Multiliteracies: In the 1990s, the New London group challenged the dominant view that literacy is a technical skill which could be taught and then transferred to other contexts. Rather, they view literacy as socially constructed as one acts and interacts with others in a particular sociocultural context. One cannot make sense of a child’s literacy learning outside of that context. The term multiliteracies considers the many ways of being literate or communicating meaning beyond printed texts or spoken words (multimodality), including body language and gestures, images, layout, artistic creations, media productions, and movement. Learning to read a text is not just a matter of memorizing letters, sounds, and words, but is a complex process of making meanings and relating them to one’s own experiences and understandings in a particular context. For instance, we learn to read and interpret someone’s body language and gestures just as we would a written book. When focusing on multiliteracies rather than the traditional literacies (reading, writing, listening, and speaking), teachers are able to draw out the many strengths each child brings to school. This goal is especially important given the increasing cultural and linguistic diversity in schools.

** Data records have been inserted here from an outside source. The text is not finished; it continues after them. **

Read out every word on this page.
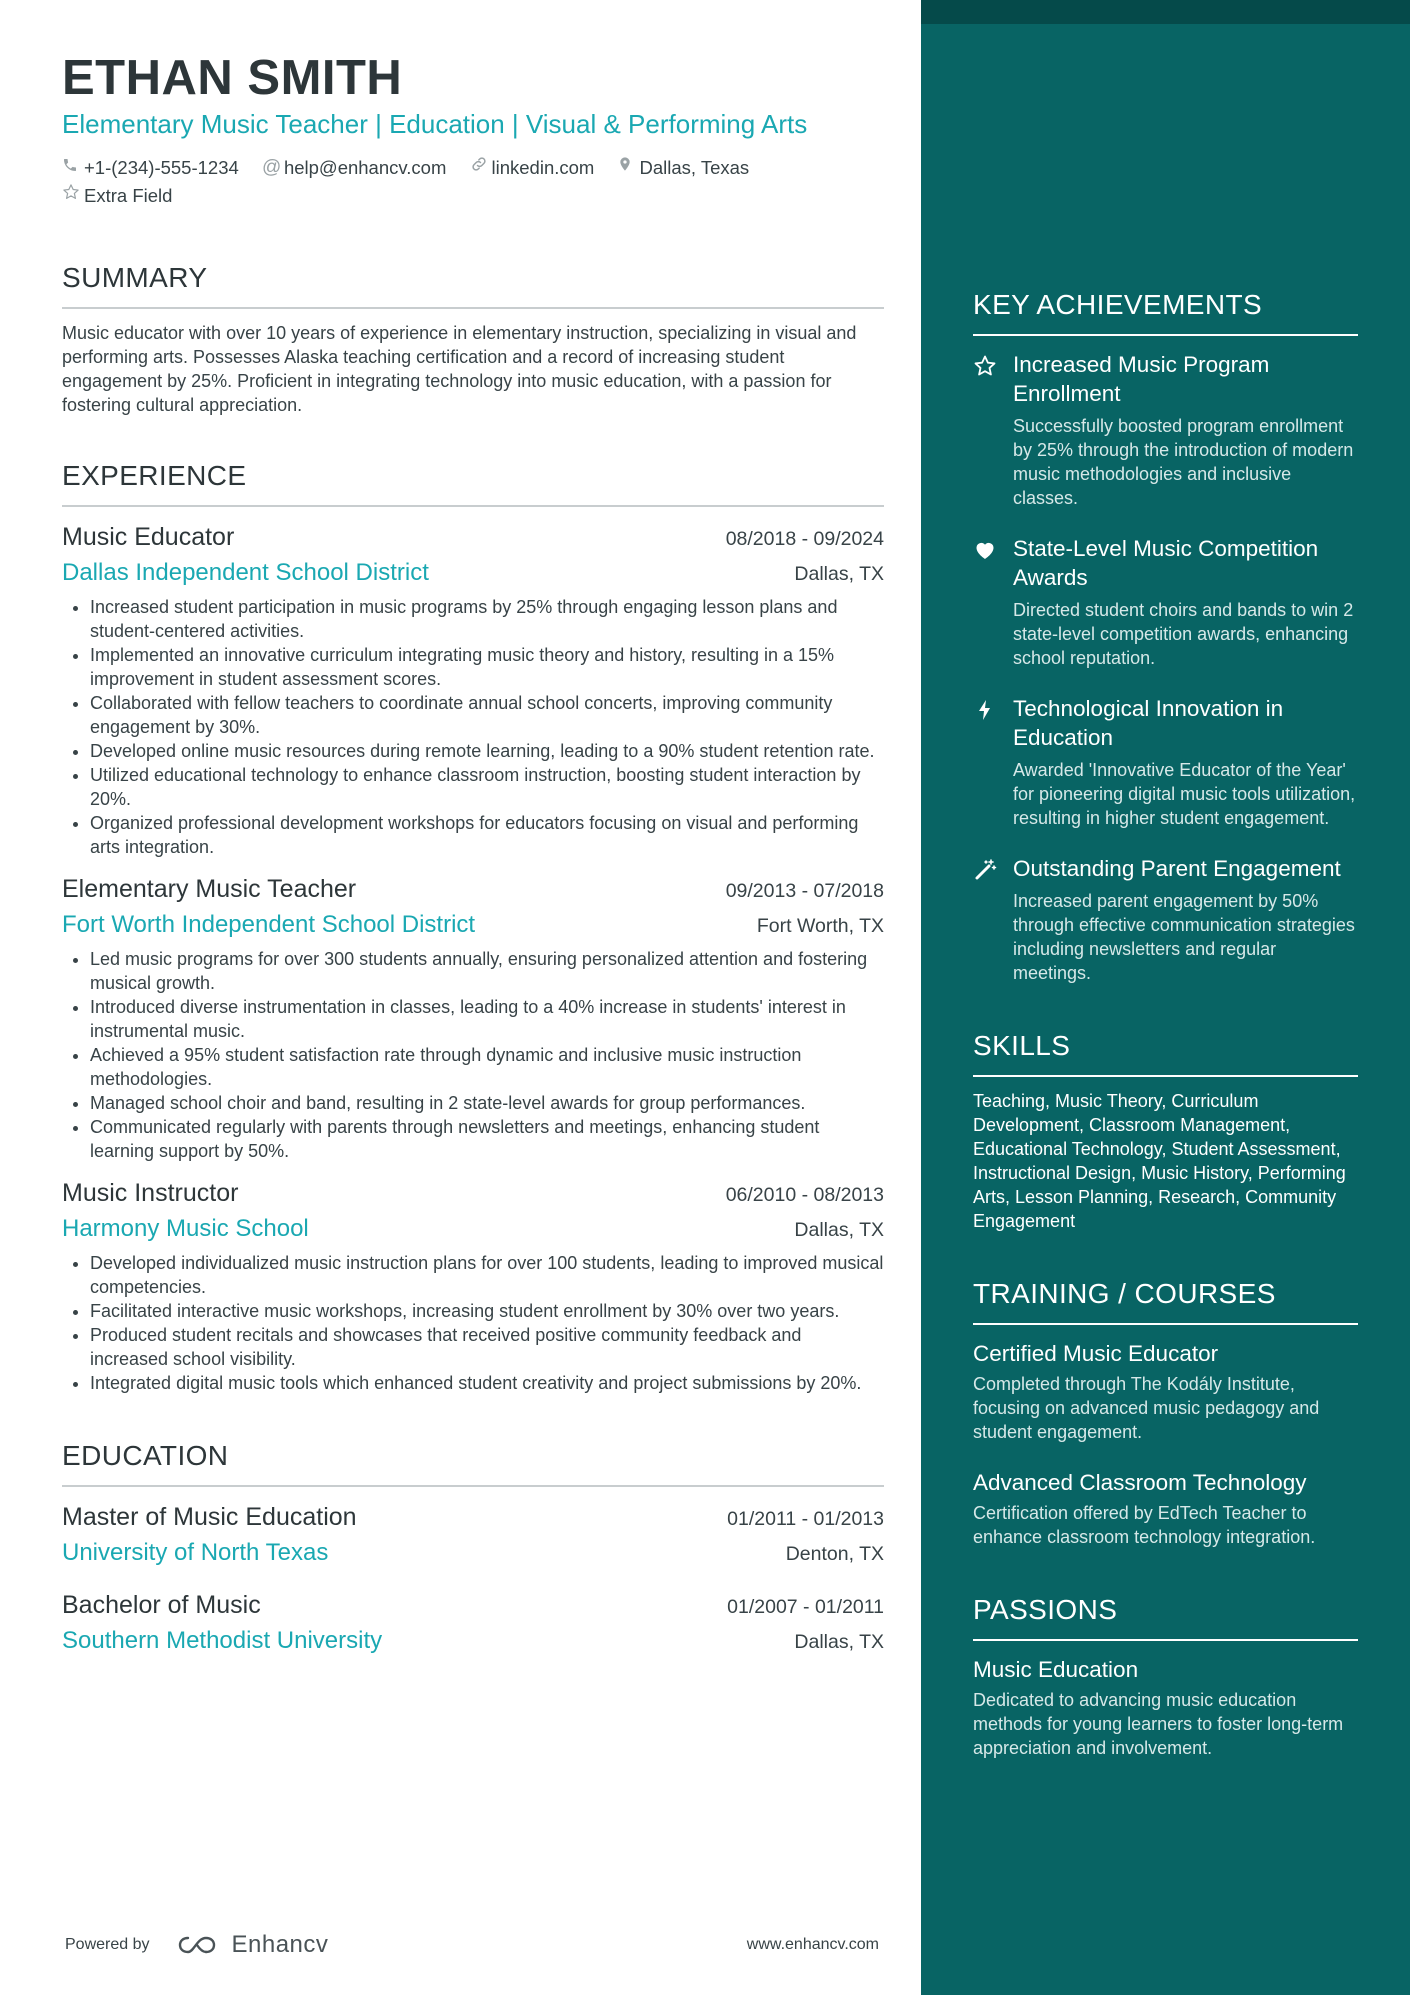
ETHAN SMITH
Elementary Music Teacher | Education | Visual & Performing Arts
+1-(234)-555-1234
@ help@enhancv.com
linkedin.com
Dallas, Texas

Extra Field
SUMMARY

Music educator with over 10 years of experience in elementary instruction, specializing in visual and performing arts. Possesses Alaska teaching certification and a record of increasing student engagement by 25%. Proficient in integrating technology into music education, with a passion for fostering cultural appreciation.

EXPERIENCE
Music Educator	08/2018 - 09/2024
Dallas Independent School District	Dallas, TX
• Increased student participation in music programs by 25% through engaging lesson plans and student-centered activities.
• Implemented an innovative curriculum integrating music theory and history, resulting in a 15% improvement in student assessment scores.
• Collaborated with fellow teachers to coordinate annual school concerts, improving community engagement by 30%.
• Developed online music resources during remote learning, leading to a 90% student retention rate.
• Utilized educational technology to enhance classroom instruction, boosting student interaction by 20%.
• Organized professional development workshops for educators focusing on visual and performing arts integration.
Elementary Music Teacher	09/2013 - 07/2018
Fort Worth Independent School District	Fort Worth, TX
• Led music programs for over 300 students annually, ensuring personalized attention and fostering musical growth.
• Introduced diverse instrumentation in classes, leading to a 40% increase in students' interest in instrumental music.
• Achieved a 95% student satisfaction rate through dynamic and inclusive music instruction methodologies.
• Managed school choir and band, resulting in 2 state-level awards for group performances.
• Communicated regularly with parents through newsletters and meetings, enhancing student learning support by 50%.
Music Instructor	06/2010 - 08/2013
Harmony Music School	Dallas, TX
• Developed individualized music instruction plans for over 100 students, leading to improved musical competencies.
• Facilitated interactive music workshops, increasing student enrollment by 30% over two years.
• Produced student recitals and showcases that received positive community feedback and increased school visibility.
• Integrated digital music tools which enhanced student creativity and project submissions by 20%.
EDUCATION
Master of Music Education	01/2011 - 01/2013
University of North Texas	Denton, TX
Bachelor of Music	01/2007 - 01/2011
Southern Methodist University	Dallas, TX
Powered by	Enhancv	www.enhancv.com
KEY ACHIEVEMENTS
Increased Music Program Enrollment
Successfully boosted program enrollment by 25% through the introduction of modern music methodologies and inclusive classes.
State-Level Music Competition Awards
Directed student choirs and bands to win 2 state-level competition awards, enhancing school reputation.
Technological Innovation in Education
Awarded 'Innovative Educator of the Year' for pioneering digital music tools utilization, resulting in higher student engagement.
Outstanding Parent Engagement
Increased parent engagement by 50% through effective communication strategies including newsletters and regular meetings.
SKILLS

Teaching, Music Theory, Curriculum Development, Classroom Management, Educational Technology, Student Assessment, Instructional Design, Music History, Performing Arts, Lesson Planning, Research, Community Engagement

TRAINING / COURSES
Certified Music Educator
Completed through The Kodály Institute, focusing on advanced music pedagogy and student engagement.
Advanced Classroom Technology
Certification offered by EdTech Teacher to enhance classroom technology integration.
PASSIONS
Music Education
Dedicated to advancing music education methods for young learners to foster long-term appreciation and involvement.
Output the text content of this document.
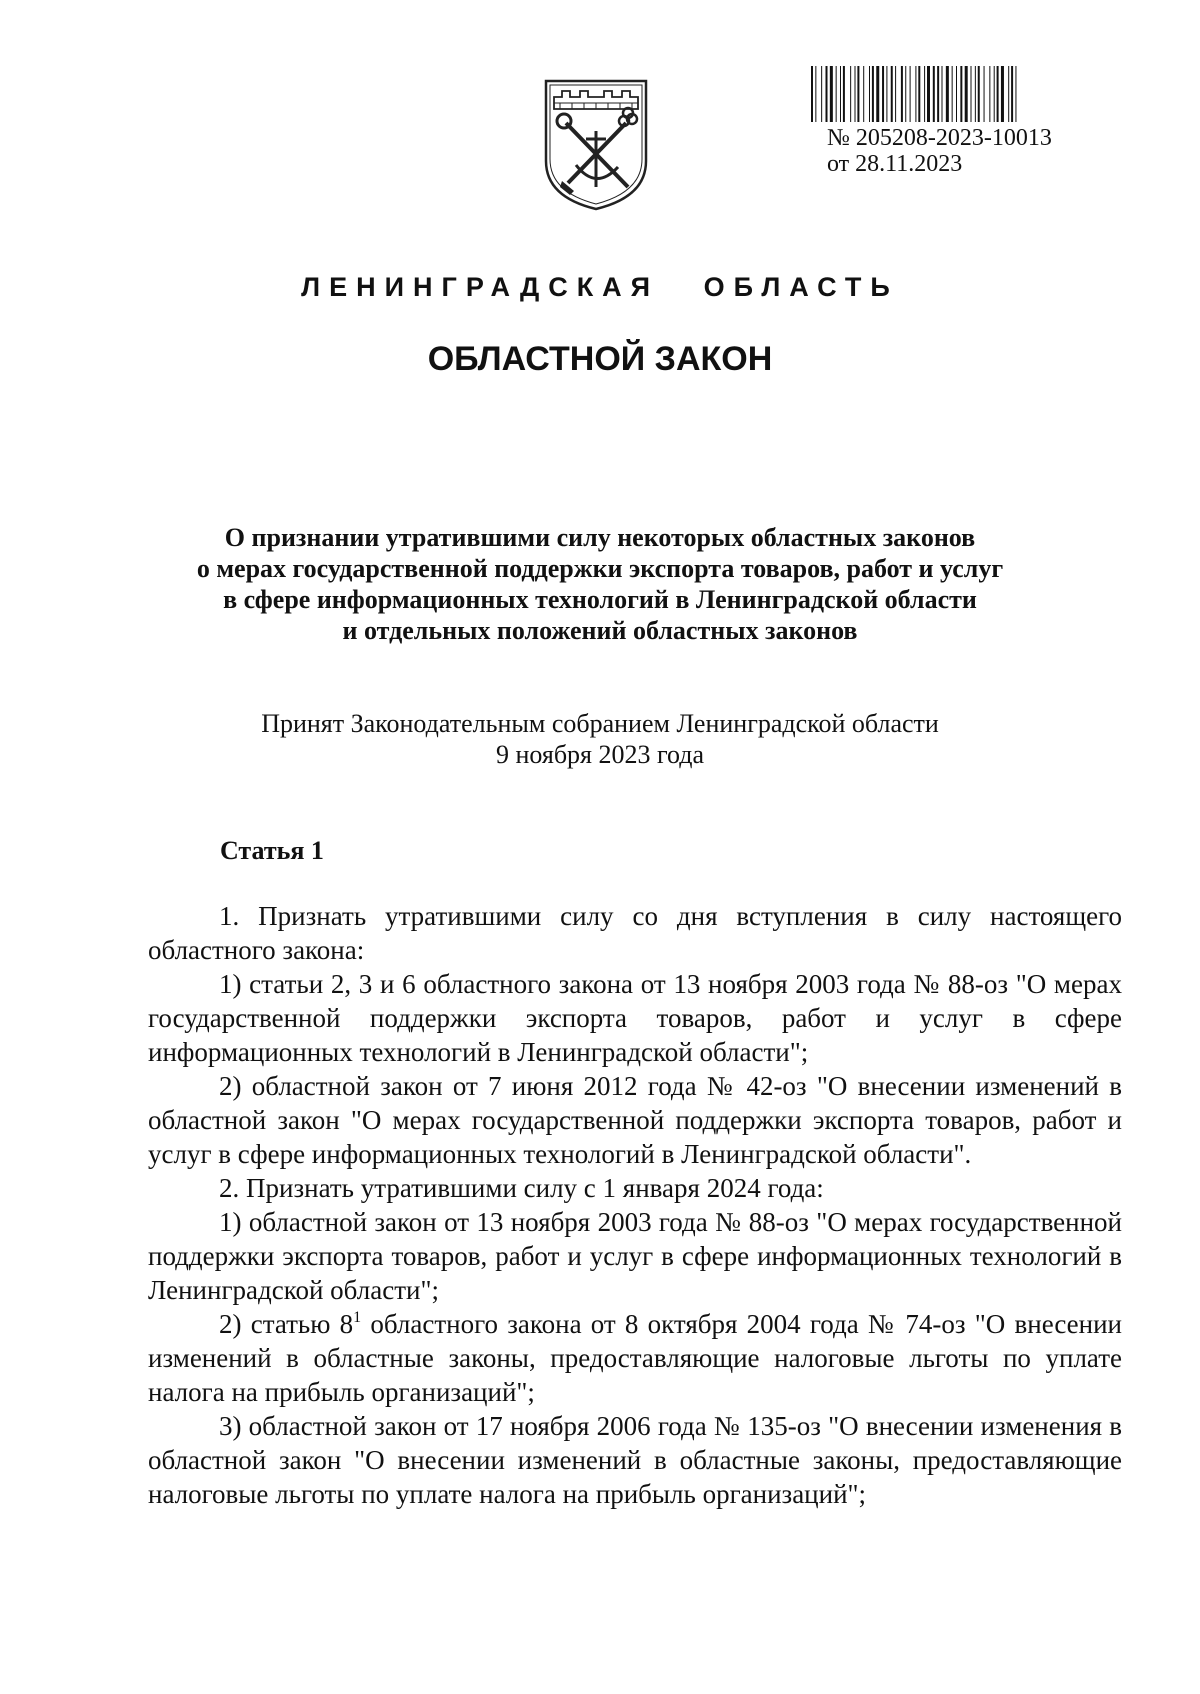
№ 205208-2023-10013
от 28.11.2023
ЛЕНИНГРАДСКАЯ ОБЛАСТЬ
ОБЛАСТНОЙ ЗАКОН
О признании утратившими силу некоторых областных законов
о мерах государственной поддержки экспорта товаров, работ и услуг
в сфере информационных технологий в Ленинградской области
и отдельных положений областных законов
Принят Законодательным собранием Ленинградской области
9 ноября 2023 года
Статья 1

1. Признать утратившими силу со дня вступления в силу настоящего областного закона:

1) статьи 2, 3 и 6 областного закона от 13 ноября 2003 года № 88-оз "О мерах государственной поддержки экспорта товаров, работ и услуг в сфере информационных технологий в Ленинградской области";

2) областной закон от 7 июня 2012 года № 42-оз "О внесении изменений в областной закон "О мерах государственной поддержки экспорта товаров, работ и услуг в сфере информационных технологий в Ленинградской области".

2. Признать утратившими силу с 1 января 2024 года:

1) областной закон от 13 ноября 2003 года № 88-оз "О мерах государственной поддержки экспорта товаров, работ и услуг в сфере информационных технологий в Ленинградской области";

2) статью $8^1$ областного закона от 8 октября 2004 года № 74-оз "О внесении изменений в областные законы, предоставляющие налоговые льготы по уплате налога на прибыль организаций";

3) областной закон от 17 ноября 2006 года № 135-оз "О внесении изменения в областной закон "О внесении изменений в областные законы, предоставляющие налоговые льготы по уплате налога на прибыль организаций";
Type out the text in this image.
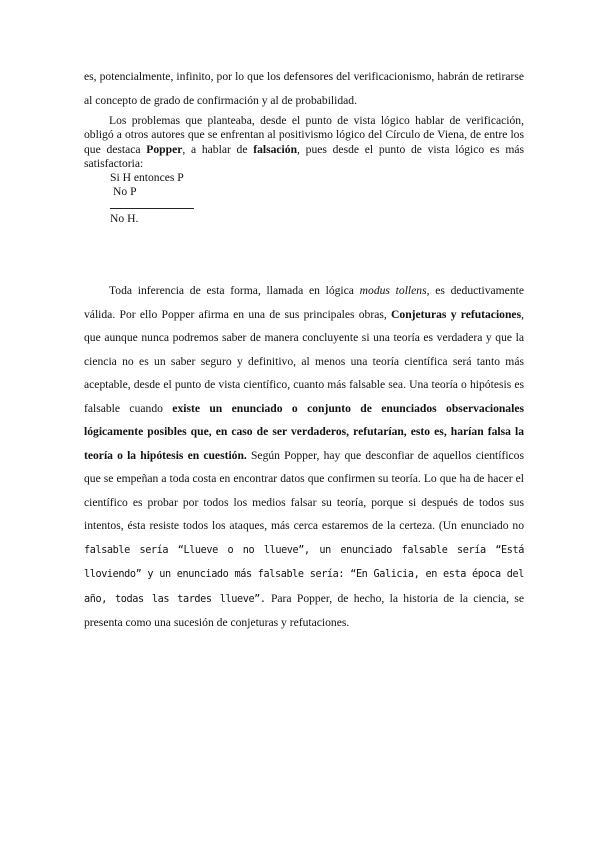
es, potencialmente, infinito, por lo que los defensores del verificacionismo, habrán de retirarse al concepto de grado de confirmación y al de probabilidad.

Los problemas que planteaba, desde el punto de vista lógico hablar de verificación, obligó a otros autores que se enfrentan al positivismo lógico del Círculo de Viena, de entre los que destaca Popper, a hablar de falsación, pues desde el punto de vista lógico es más satisfactoria:

Si H entonces P
No P
No H.

Toda inferencia de esta forma, llamada en lógica modus tollens, es deductivamente válida. Por ello Popper afirma en una de sus principales obras, Conjeturas y refutaciones, que aunque nunca podremos saber de manera concluyente si una teoría es verdadera y que la ciencia no es un saber seguro y definitivo, al menos una teoría científica será tanto más aceptable, desde el punto de vista científico, cuanto más falsable sea. Una teoría o hipótesis es falsable cuando existe un enunciado o conjunto de enunciados observacionales lógicamente posibles que, en caso de ser verdaderos, refutarían, esto es, harían falsa la teoría o la hipótesis en cuestión. Según Popper, hay que desconfiar de aquellos científicos que se empeñan a toda costa en encontrar datos que confirmen su teoría. Lo que ha de hacer el científico es probar por todos los medios falsar su teoría, porque si después de todos sus intentos, ésta resiste todos los ataques, más cerca estaremos de la certeza. (Un enunciado no falsable sería “Llueve o no llueve”, un enunciado falsable sería “Está lloviendo” y un enunciado más falsable sería: “En Galicia, en esta época del año, todas las tardes llueve”. Para Popper, de hecho, la historia de la ciencia, se presenta como una sucesión de conjeturas y refutaciones.
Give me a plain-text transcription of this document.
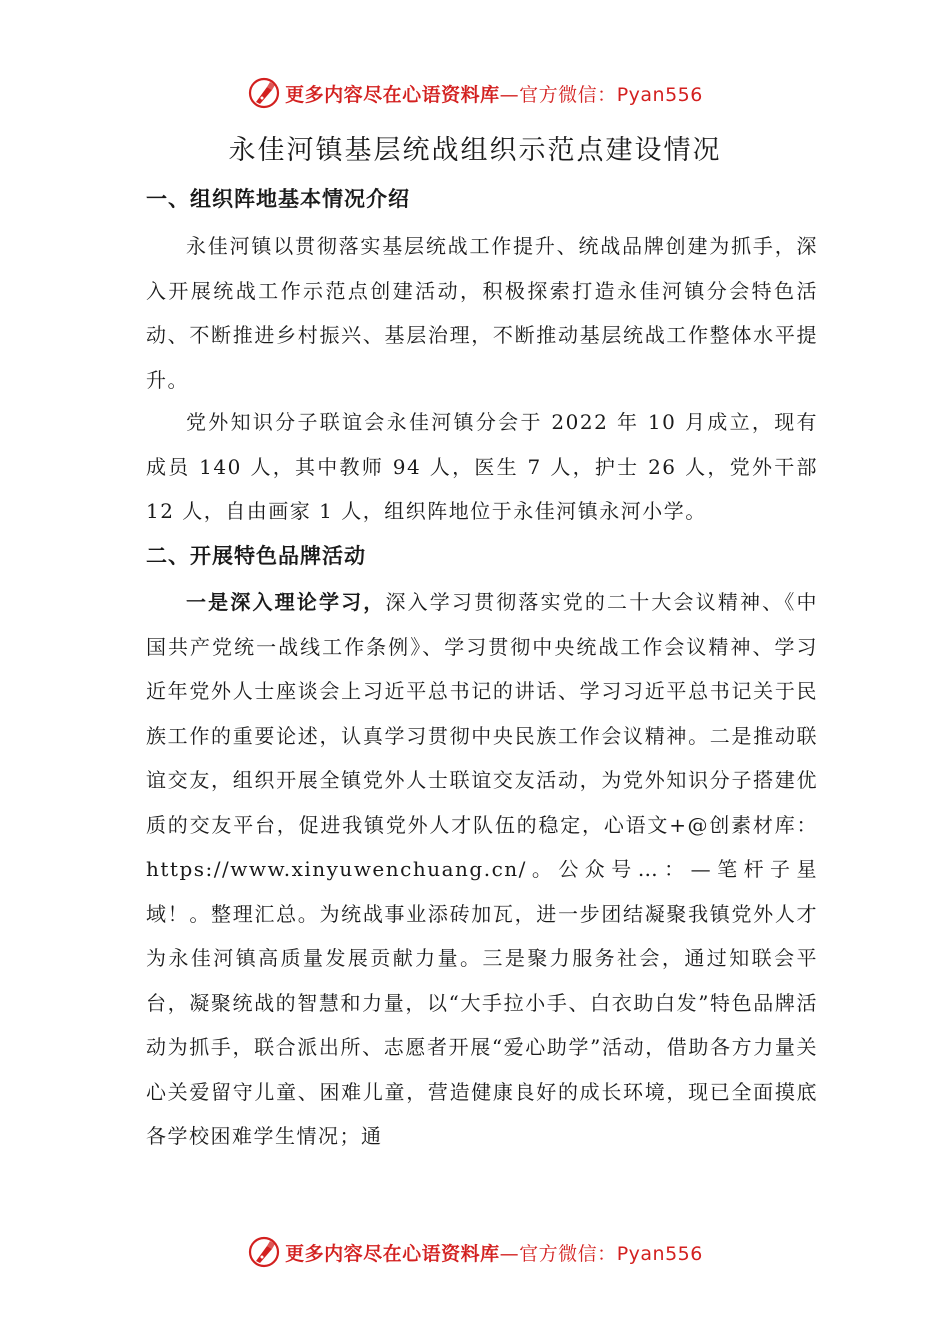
更多内容尽在心语资料库—官方微信：Pyan556
永佳河镇基层统战组织示范点建设情况
一、组织阵地基本情况介绍

永佳河镇以贯彻落实基层统战工作提升、统战品牌创建为抓手，深入开展统战工作示范点创建活动，积极探索打造永佳河镇分会特色活动、不断推进乡村振兴、基层治理，不断推动基层统战工作整体水平提升。

党外知识分子联谊会永佳河镇分会于 2022 年 10 月成立，现有成员 140 人，其中教师 94 人，医生 7 人，护士 26 人，党外干部 12 人，自由画家 1 人，组织阵地位于永佳河镇永河小学。

二、开展特色品牌活动

一是深入理论学习，深入学习贯彻落实党的二十大会议精神、《中国共产党统一战线工作条例》、学习贯彻中央统战工作会议精神、学习近年党外人士座谈会上习近平总书记的讲话、学习习近平总书记关于民族工作的重要论述，认真学习贯彻中央民族工作会议精神。二是推动联谊交友，组织开展全镇党外人士联谊交友活动，为党外知识分子搭建优质的交友平台，促进我镇党外人才队伍的稳定，心语文+@创素材库：https://www.xinyuwenchuang.cn/。公众号…：—笔杆子星域！。整理汇总。为统战事业添砖加瓦，进一步团结凝聚我镇党外人才为永佳河镇高质量发展贡献力量。三是聚力服务社会，通过知联会平台，凝聚统战的智慧和力量，以“大手拉小手、白衣助白发”特色品牌活动为抓手，联合派出所、志愿者开展“爱心助学”活动，借助各方力量关心关爱留守儿童、困难儿童，营造健康良好的成长环境，现已全面摸底各学校困难学生情况；通

更多内容尽在心语资料库—官方微信：Pyan556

New literacies: Related to multiliteracies, the theory of new literacies consider the ways in which the internet and other communication technologies have changed our understanding of literacy and what it means to be literate. Coiro, Knobel, Lankshear, and Leu (2008) outlined four main principles of new literacies. First, internet and communication technologies (ICTs) necessitate using new and different strategies and practices. Second, these new literacies enable full economic, civic, and personal participation in our global community. Third, ICTs change as technologies change or new ones develop. Finally, as multiliteracies, these literacies are multiple, complex, and multimodal (that is, they take multiple forms and can be represented in many ways).

Multimodality: Multimodality considers meaning as related to and communicated through image, gesture, gaze, body posture, sound, writing, music, speech, and so on. 

Modal affordances: Modal affordances are those that can be represented and expressed easily.